2012 was a very good year for the luxury real estate market, but the question now is will that trend continue given the increase in taxes high-end buyers will face in 2013 as a result of the “fiscal cliff” deal reached in Washington D.C. earlier this month.
According to an examination of the situation by Forbes, sales of luxury homes reached a four-year high last year and the final quarter of 2012 was particularly active. That was largely the result of sellers desperate to close transactions prior to the tax rate increase. The “fiscal cliff” deal hammered out by Congress and President Obama increases the income tax on households earning more than $450,000 to 39.5 percent from 35 percent. Most observers quoted in the story believe the tax increase, along with the high-volume of activity in the final quarter of 2012, will likely lead to a slight slowdown during the opening months of 2013.

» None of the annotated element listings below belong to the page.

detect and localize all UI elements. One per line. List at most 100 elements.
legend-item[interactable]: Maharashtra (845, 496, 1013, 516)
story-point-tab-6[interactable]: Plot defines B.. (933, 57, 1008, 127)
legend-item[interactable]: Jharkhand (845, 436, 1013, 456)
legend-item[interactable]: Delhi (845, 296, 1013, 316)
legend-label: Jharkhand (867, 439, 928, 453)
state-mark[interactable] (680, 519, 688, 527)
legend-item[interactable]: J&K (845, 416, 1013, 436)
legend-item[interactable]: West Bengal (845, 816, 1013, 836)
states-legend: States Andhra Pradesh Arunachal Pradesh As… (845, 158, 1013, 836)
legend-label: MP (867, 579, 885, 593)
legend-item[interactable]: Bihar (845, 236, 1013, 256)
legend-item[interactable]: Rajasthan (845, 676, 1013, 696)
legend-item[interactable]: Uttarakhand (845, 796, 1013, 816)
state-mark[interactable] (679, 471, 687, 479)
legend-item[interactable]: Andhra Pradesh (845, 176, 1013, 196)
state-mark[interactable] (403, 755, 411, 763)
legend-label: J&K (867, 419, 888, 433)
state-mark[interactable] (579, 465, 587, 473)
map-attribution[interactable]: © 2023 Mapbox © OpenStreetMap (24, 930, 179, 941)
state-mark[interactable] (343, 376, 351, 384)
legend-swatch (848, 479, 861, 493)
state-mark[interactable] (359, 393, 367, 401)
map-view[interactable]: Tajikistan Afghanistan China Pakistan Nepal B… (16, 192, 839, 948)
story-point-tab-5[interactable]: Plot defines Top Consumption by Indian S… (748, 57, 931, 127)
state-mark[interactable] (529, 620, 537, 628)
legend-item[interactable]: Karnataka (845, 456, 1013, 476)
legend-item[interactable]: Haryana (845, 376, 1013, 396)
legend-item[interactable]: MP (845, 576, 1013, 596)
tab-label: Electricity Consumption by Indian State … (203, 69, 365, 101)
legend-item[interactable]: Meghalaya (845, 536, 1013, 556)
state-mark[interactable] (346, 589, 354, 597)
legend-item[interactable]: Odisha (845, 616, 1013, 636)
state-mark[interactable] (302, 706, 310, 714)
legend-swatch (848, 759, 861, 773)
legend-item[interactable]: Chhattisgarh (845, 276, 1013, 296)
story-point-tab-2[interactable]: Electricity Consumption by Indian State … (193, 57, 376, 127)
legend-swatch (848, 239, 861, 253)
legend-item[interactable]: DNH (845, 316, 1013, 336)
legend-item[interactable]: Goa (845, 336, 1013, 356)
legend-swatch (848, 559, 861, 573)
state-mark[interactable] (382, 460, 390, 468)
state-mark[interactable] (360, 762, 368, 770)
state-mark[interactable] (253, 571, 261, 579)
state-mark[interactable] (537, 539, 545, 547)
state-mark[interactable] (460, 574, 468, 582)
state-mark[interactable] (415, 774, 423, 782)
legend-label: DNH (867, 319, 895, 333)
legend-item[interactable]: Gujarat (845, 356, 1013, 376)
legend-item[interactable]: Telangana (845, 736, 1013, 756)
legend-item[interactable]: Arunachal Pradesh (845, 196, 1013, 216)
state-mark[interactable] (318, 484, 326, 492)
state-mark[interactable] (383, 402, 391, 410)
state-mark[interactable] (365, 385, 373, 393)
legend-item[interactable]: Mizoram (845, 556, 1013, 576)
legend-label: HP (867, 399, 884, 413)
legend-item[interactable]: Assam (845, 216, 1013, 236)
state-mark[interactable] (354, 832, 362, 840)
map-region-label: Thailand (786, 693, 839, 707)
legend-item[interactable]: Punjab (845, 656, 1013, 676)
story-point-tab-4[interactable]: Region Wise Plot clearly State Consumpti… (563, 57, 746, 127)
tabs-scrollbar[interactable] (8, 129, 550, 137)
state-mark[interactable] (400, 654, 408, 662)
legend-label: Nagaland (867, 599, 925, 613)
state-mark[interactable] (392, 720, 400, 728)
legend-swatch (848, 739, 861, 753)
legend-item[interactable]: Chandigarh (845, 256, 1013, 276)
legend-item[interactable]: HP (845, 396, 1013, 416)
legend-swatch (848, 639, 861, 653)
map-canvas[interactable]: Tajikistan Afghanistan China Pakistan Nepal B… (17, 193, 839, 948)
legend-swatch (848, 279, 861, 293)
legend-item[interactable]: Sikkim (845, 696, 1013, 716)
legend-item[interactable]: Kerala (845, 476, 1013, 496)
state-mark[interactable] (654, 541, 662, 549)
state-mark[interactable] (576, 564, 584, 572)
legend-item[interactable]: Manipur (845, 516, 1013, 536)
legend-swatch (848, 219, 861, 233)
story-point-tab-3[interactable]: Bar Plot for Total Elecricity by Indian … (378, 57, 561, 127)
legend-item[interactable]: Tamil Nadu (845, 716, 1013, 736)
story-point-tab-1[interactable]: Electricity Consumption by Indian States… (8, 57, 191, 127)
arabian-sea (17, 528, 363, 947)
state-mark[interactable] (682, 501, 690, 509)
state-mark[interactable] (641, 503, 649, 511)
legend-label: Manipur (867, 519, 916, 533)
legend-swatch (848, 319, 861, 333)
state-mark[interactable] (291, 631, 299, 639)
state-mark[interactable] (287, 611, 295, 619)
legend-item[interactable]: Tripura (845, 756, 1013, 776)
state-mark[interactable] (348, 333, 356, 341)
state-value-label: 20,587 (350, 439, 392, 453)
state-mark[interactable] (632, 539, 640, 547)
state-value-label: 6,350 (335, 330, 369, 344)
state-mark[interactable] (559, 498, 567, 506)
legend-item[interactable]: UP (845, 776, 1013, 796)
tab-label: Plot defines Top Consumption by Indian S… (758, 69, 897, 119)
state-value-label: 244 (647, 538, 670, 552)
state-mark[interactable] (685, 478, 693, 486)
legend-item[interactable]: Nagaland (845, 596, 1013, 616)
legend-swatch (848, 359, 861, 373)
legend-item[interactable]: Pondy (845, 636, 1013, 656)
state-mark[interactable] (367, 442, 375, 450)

To give you an idea of how brisk activity in the luxury real estate market was at the end of 2012, Forbes notes sales in Manhattan in New York City were up 29 percent in the last quarter as compared to 2011. In Greenwich, Conn. the surge was even more pronounced. In December, sales were up a whopping 89 percent from December 2011.
Despite a potential slow down in activity during the short term, expert don’t believe it will subdue home prices. That’s because given the heavy action to close the year, supply has been squeezed which means prices should in fact still continue to increase.
A Los Angeles-based real estate professional echoed the sentiments, noting that, especially in Southern California, there is an influx of foreign buyers still looking to join L.A.’s well-heeled communities like Beverly Hills and Malibu.